6. Add Hanks’ HEPES buffer or PBS containing a stimulating agent and observe the cells under a fluorescence microscope.

• Filter (wavelength/band pass): 470/40 (Ex), 525/50 (Em)
• Since the time of generating lipophilic peroxide in cells vary depending on the type of cells or stimulating agents, please observe time-dependent change under a fluorescence microscope after adding the agent.

This protocol is given as a general method. Please optimize staining conditions such as a suitable final concentration of MitoPeDPP and exposure time of stimulating agents.

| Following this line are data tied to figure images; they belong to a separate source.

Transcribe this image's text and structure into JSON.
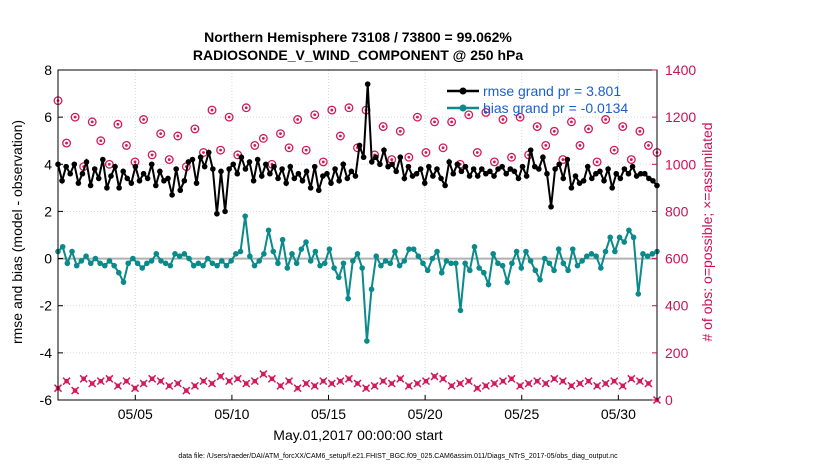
{
  "title_line1": "Northern Hemisphere 73108 / 73800 = 99.062%",
  "title_line2": "RADIOSONDE_V_WIND_COMPONENT @ 250 hPa",
  "xlabel": "May.01,2017 00:00:00 start",
  "ylabel_left": "rmse and bias (model - observation)",
  "ylabel_right": "# of obs: o=possible; ×=assimilated",
  "footer": "data file: /Users/raeder/DAI/ATM_forcXX/CAM6_setup/f.e21.FHIST_BGC.f09_025.CAM6assim.011/Diags_NTrS_2017-05/obs_diag_output.nc",
  "colors": {
    "rmse": "#000000",
    "bias": "#0a8a8a",
    "obs": "#d01a5a",
    "zero": "#b0b0b0"
  },
  "chart_data": {
    "type": "line",
    "x_range": [
      1.0,
      32.0
    ],
    "x_unit": "day of May 2017",
    "x_ticks": [
      5,
      10,
      15,
      20,
      25,
      30
    ],
    "x_tick_labels": [
      "05/05",
      "05/10",
      "05/15",
      "05/20",
      "05/25",
      "05/30"
    ],
    "ylim_left": [
      -6,
      8
    ],
    "yticks_left": [
      -6,
      -4,
      -2,
      0,
      2,
      4,
      6,
      8
    ],
    "ylim_right": [
      0,
      1400
    ],
    "yticks_right": [
      0,
      200,
      400,
      600,
      800,
      1000,
      1200,
      1400
    ],
    "grid": "dotted",
    "legend_position": "top-right",
    "series": [
      {
        "name": "rmse grand pr = 3.801",
        "axis": "left",
        "marker": "dot",
        "values": [
          4.0,
          3.3,
          3.9,
          3.6,
          4.0,
          3.2,
          3.6,
          4.1,
          3.1,
          3.8,
          3.4,
          4.2,
          3.0,
          3.5,
          3.9,
          3.0,
          3.7,
          3.4,
          3.2,
          3.9,
          3.3,
          3.6,
          3.4,
          4.0,
          3.1,
          3.7,
          3.3,
          3.4,
          2.7,
          3.8,
          2.9,
          3.3,
          4.1,
          4.2,
          3.2,
          4.3,
          3.9,
          4.5,
          3.8,
          1.9,
          3.7,
          2.0,
          3.8,
          4.0,
          3.6,
          4.3,
          3.8,
          4.1,
          3.3,
          4.2,
          3.5,
          4.0,
          3.6,
          3.9,
          3.4,
          3.8,
          3.2,
          3.9,
          3.4,
          3.6,
          3.3,
          3.7,
          3.0,
          3.9,
          2.9,
          3.5,
          3.6,
          3.2,
          3.8,
          3.3,
          4.0,
          3.4,
          3.7,
          3.5,
          4.8,
          4.3,
          7.4,
          4.1,
          4.3,
          4.0,
          4.6,
          3.9,
          4.0,
          3.7,
          4.3,
          3.4,
          3.9,
          3.5,
          3.6,
          3.8,
          3.2,
          3.9,
          3.5,
          3.8,
          3.4,
          3.1,
          4.1,
          3.6,
          4.0,
          3.7,
          3.9,
          3.5,
          3.8,
          3.5,
          3.8,
          3.6,
          3.7,
          3.5,
          3.8,
          3.9,
          3.6,
          3.8,
          3.7,
          3.4,
          3.9,
          3.5,
          4.6,
          3.9,
          3.8,
          4.3,
          3.6,
          2.2,
          3.8,
          4.0,
          3.4,
          4.2,
          3.0,
          3.5,
          3.2,
          3.3,
          3.9,
          3.4,
          3.6,
          3.7,
          3.3,
          3.8,
          3.0,
          3.6,
          3.4,
          3.8,
          3.6,
          3.9,
          3.5,
          3.6,
          3.6,
          3.4,
          3.3,
          3.1
        ]
      },
      {
        "name": "bias grand pr = -0.0134",
        "axis": "left",
        "marker": "dot",
        "values": [
          0.3,
          0.5,
          -0.2,
          0.3,
          -0.3,
          -0.1,
          0.1,
          -0.2,
          0.0,
          -0.2,
          -0.3,
          -0.1,
          -0.3,
          -0.6,
          -1.0,
          -0.2,
          0.0,
          -0.2,
          -0.4,
          -0.2,
          -0.1,
          0.2,
          -0.1,
          -0.2,
          -0.3,
          0.2,
          0.1,
          0.2,
          0.0,
          -0.3,
          -0.2,
          -0.3,
          0.0,
          -0.2,
          -0.3,
          -0.1,
          -0.3,
          -0.1,
          0.2,
          0.3,
          1.8,
          0.1,
          -0.3,
          -0.1,
          0.2,
          1.2,
          0.3,
          -0.2,
          0.8,
          -0.4,
          0.2,
          -0.2,
          0.4,
          0.7,
          -0.1,
          0.3,
          -0.3,
          -0.2,
          0.4,
          -0.4,
          -0.8,
          -0.2,
          -1.7,
          -0.1,
          0.2,
          -0.4,
          -3.5,
          -1.3,
          0.1,
          -0.3,
          -0.1,
          -0.2,
          0.3,
          -0.3,
          -0.1,
          0.4,
          0.4,
          0.1,
          -0.2,
          -0.5,
          0.0,
          0.3,
          -0.6,
          -0.1,
          -0.2,
          -0.2,
          -2.2,
          -0.2,
          -0.5,
          0.5,
          -0.4,
          -0.6,
          -1.1,
          0.2,
          -0.2,
          -0.3,
          -1.0,
          -0.2,
          0.3,
          -0.4,
          0.3,
          -0.1,
          -0.5,
          -0.9,
          0.0,
          -0.2,
          -0.5,
          0.4,
          -0.2,
          -0.5,
          0.4,
          -0.3,
          -0.1,
          0.1,
          0.2,
          0.1,
          -0.4,
          0.3,
          0.9,
          0.3,
          0.9,
          0.7,
          1.2,
          0.9,
          -1.5,
          0.2,
          0.1,
          0.2,
          0.3
        ]
      },
      {
        "name": "obs possible",
        "axis": "right",
        "marker": "circle",
        "values": [
          1270,
          1090,
          1200,
          990,
          1180,
          1100,
          1000,
          1170,
          1080,
          1010,
          1190,
          1040,
          1130,
          1020,
          1120,
          990,
          1150,
          1050,
          1230,
          1060,
          1200,
          1040,
          1240,
          1080,
          1110,
          1000,
          1130,
          1070,
          1190,
          1060,
          1210,
          1010,
          1230,
          1120,
          1240,
          1070,
          1230,
          1040,
          1160,
          1020,
          1140,
          1030,
          1200,
          1050,
          1180,
          1070,
          1180,
          1000,
          1210,
          1050,
          1220,
          1010,
          1190,
          1030,
          1200,
          1040,
          1160,
          1080,
          1140,
          1020,
          1180,
          1080,
          1150,
          1010,
          1190,
          1060,
          1160,
          1020,
          1140,
          1080,
          1050
        ]
      },
      {
        "name": "obs assimilated",
        "axis": "right",
        "marker": "x",
        "values": [
          50,
          80,
          40,
          90,
          70,
          80,
          90,
          60,
          80,
          50,
          70,
          90,
          80,
          60,
          70,
          40,
          60,
          80,
          70,
          100,
          80,
          90,
          70,
          80,
          110,
          90,
          60,
          80,
          50,
          70,
          60,
          80,
          70,
          80,
          90,
          70,
          50,
          60,
          80,
          70,
          90,
          60,
          70,
          80,
          100,
          90,
          60,
          70,
          80,
          50,
          60,
          70,
          80,
          90,
          60,
          70,
          80,
          70,
          90,
          80,
          60,
          70,
          80,
          60,
          70,
          80,
          60,
          90,
          80,
          70,
          0
        ]
      }
    ]
  }
}
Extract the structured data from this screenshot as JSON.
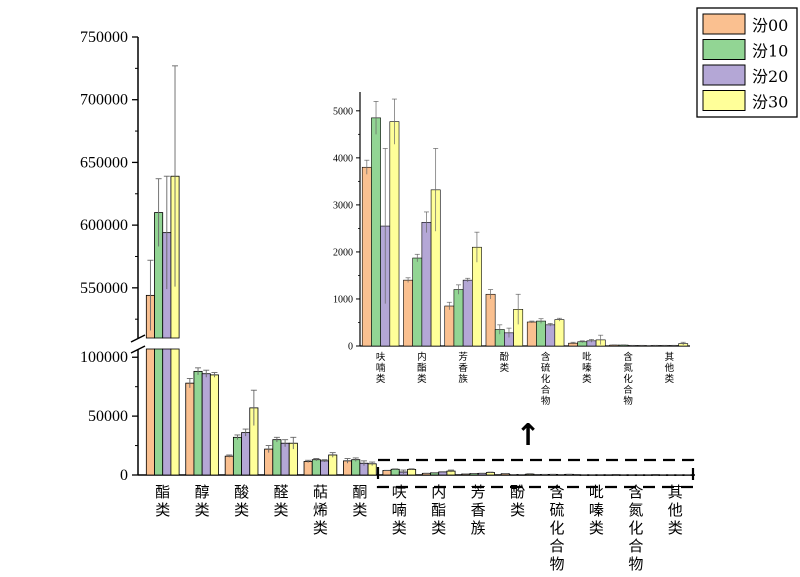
{
  "chart_data": {
    "type": "bar",
    "main": {
      "categories": [
        "酯类",
        "醇类",
        "酸类",
        "醛类",
        "萜烯类",
        "酮类",
        "呋喃类",
        "内酯类",
        "芳香族",
        "酚类",
        "含硫化合物",
        "吡嗪类",
        "含氮化合物",
        "其他类"
      ],
      "y_ticks_upper": [
        550000,
        600000,
        650000,
        700000,
        750000
      ],
      "y_ticks_lower": [
        0,
        50000,
        100000
      ],
      "y_axis_break": [
        107000,
        510000
      ],
      "series": [
        {
          "name": "汾00",
          "color": "#fac090",
          "values": [
            544000,
            78000,
            16000,
            22000,
            11500,
            12000,
            3800,
            1400,
            850,
            1100,
            510,
            60,
            20,
            10
          ],
          "errors": [
            28000,
            4000,
            1000,
            3000,
            1000,
            2000,
            150,
            50,
            80,
            100,
            20,
            20,
            5,
            5
          ]
        },
        {
          "name": "汾10",
          "color": "#92d594",
          "values": [
            610000,
            88000,
            32000,
            30000,
            13000,
            13000,
            4850,
            1870,
            1200,
            350,
            530,
            90,
            20,
            10
          ],
          "errors": [
            27000,
            3000,
            2000,
            2000,
            1000,
            1500,
            350,
            80,
            100,
            100,
            50,
            20,
            5,
            5
          ]
        },
        {
          "name": "汾20",
          "color": "#b4a7d6",
          "values": [
            594000,
            86000,
            36000,
            27000,
            12000,
            10000,
            2550,
            2630,
            1400,
            280,
            450,
            110,
            10,
            10
          ],
          "errors": [
            45000,
            3000,
            3000,
            3000,
            1000,
            2000,
            1650,
            220,
            40,
            100,
            30,
            30,
            5,
            5
          ]
        },
        {
          "name": "汾30",
          "color": "#ffff99",
          "values": [
            639000,
            85000,
            57000,
            27000,
            17000,
            9500,
            4770,
            3320,
            2100,
            780,
            560,
            130,
            10,
            50
          ],
          "errors": [
            88000,
            2000,
            15000,
            5000,
            2000,
            1500,
            480,
            880,
            320,
            320,
            30,
            100,
            5,
            30
          ]
        }
      ]
    },
    "inset": {
      "categories": [
        "呋喃类",
        "内酯类",
        "芳香族",
        "酚类",
        "含硫化合物",
        "吡嗪类",
        "含氮化合物",
        "其他类"
      ],
      "y_ticks": [
        0,
        1000,
        2000,
        3000,
        4000,
        5000
      ],
      "ylim": [
        0,
        5400
      ]
    },
    "legend": [
      "汾00",
      "汾10",
      "汾20",
      "汾30"
    ],
    "arrow_label": "↑"
  }
}
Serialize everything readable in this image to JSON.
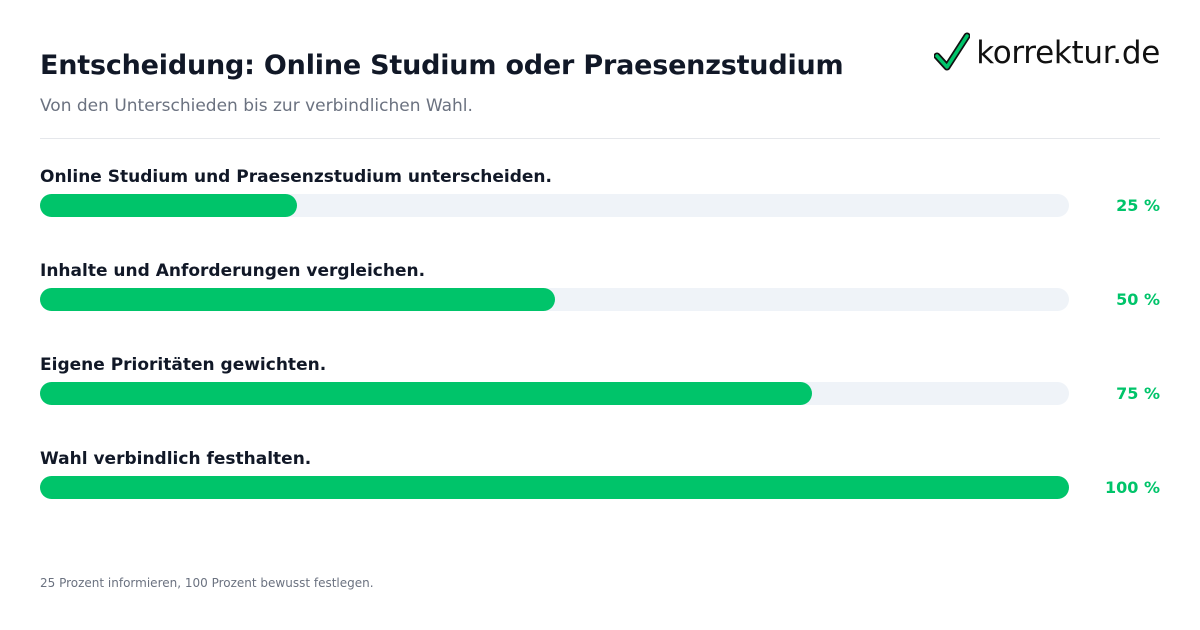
{
  "header": {
    "title": "Entscheidung: Online Studium oder Praesenzstudium",
    "subtitle": "Von den Unterschieden bis zur verbindlichen Wahl."
  },
  "logo": {
    "text": "korrektur.de",
    "icon": "checkmark-icon",
    "icon_color": "#00c46a"
  },
  "colors": {
    "accent": "#00c46a",
    "track": "#eff3f8",
    "title": "#111827",
    "muted": "#6b7280"
  },
  "chart_data": {
    "type": "bar",
    "orientation": "horizontal",
    "categories": [
      "Online Studium und Praesenzstudium unterscheiden.",
      "Inhalte und Anforderungen vergleichen.",
      "Eigene Prioritäten gewichten.",
      "Wahl verbindlich festhalten."
    ],
    "values": [
      25,
      50,
      75,
      100
    ],
    "value_labels": [
      "25 %",
      "50 %",
      "75 %",
      "100 %"
    ],
    "xlim": [
      0,
      100
    ],
    "grid": false
  },
  "footer": {
    "note": "25 Prozent informieren, 100 Prozent bewusst festlegen."
  }
}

Detection of lipophilic peroxide genetated with rotenone

HeLa cells were seeded on a μ-slide 8 well (Ibidi) and cultured at 37 ^oC in a 5%-CO₂ incubator overnight. After the cells were washed with 200 μl Hanks’ HEPES buffer twice, 0.1 μmol/l MitoPeDPP working solution was added to the μ-slide. The cells were then incubated at 37 ^oC for 15 minutes. After the washing of cells with Hanks’ HEPES buffer twice, the μ-slide filled with 200 μl of Hanks’ HEPES buffer was set under a fluorescent microscope. Two hundred μl (200 μl) of 2 μmol/l rotenone in Hanks’ HEPES buffer was added to the cells (final concentration of rotenone: 1 μmol/l) and time dependent fluorescence change was observed under a fluorescence microscope for 3 hours.

Figure 1 Fluorescent images of HeLa cells after stimulation with rotenone
Exposure time of rotenone: 0 minute (left), 90 minutes (center), 180 minutes (right)

Selectivity of MitoPeDPP reaction to various ROS (reactive oxygen species) and RNS (reactive nitrogen species)

In a homogeneous system, MitoPeDPP reacts with various peroxides such as H₂O₂ , t-BHP, and ONOO^-. On the other hands, Fig. 2A and 2B show that MitoPeDPP accumulated in mitochondria is oxidized by t-BHP but not with other ROS or RNS.

Figure 2

A) Cells were incubated with MitoPeDPP for 15 minutes and then treated with 100 μmol/l t-BHP. The fluorescent image was taken after 15 minutes incubation. These photos shows the phase contrast (left) and fluorescence (right) images of cells with or without t-BHP.

B)Cells exposed to MitoPeDPP were treated with the ROS and RNS generating reagents. The concentrations of each ROS and RNS were 100 μmol/l (H₂O₂ , NO, and ONOO^-) and 10 μmol/l (O₂ ^࣭- )^. PMA was used as a O₂ ^࣭- generator.

• t-BHP, tert-Butylhydroperoxide; PMA, Phorbol myristate acetate; SIN-1, 3-(Morpholinyl)sydnonimine, hydrochloride; NOC 7, 1-Hydroxy-2-oxo-3-(N-methyl-3-aminopropyl)-3-methyl-1-triazene
• Filter (wavelength/band pass): 470/40 (Ex), 525/50 (Em)

1. K. Shioji et al., ‘’Synthesis and properties of fluorescence probe for detection of peroxides in mitochondria’’, Bioorg. Med. Chem. Lett., 2010, 20, 3911.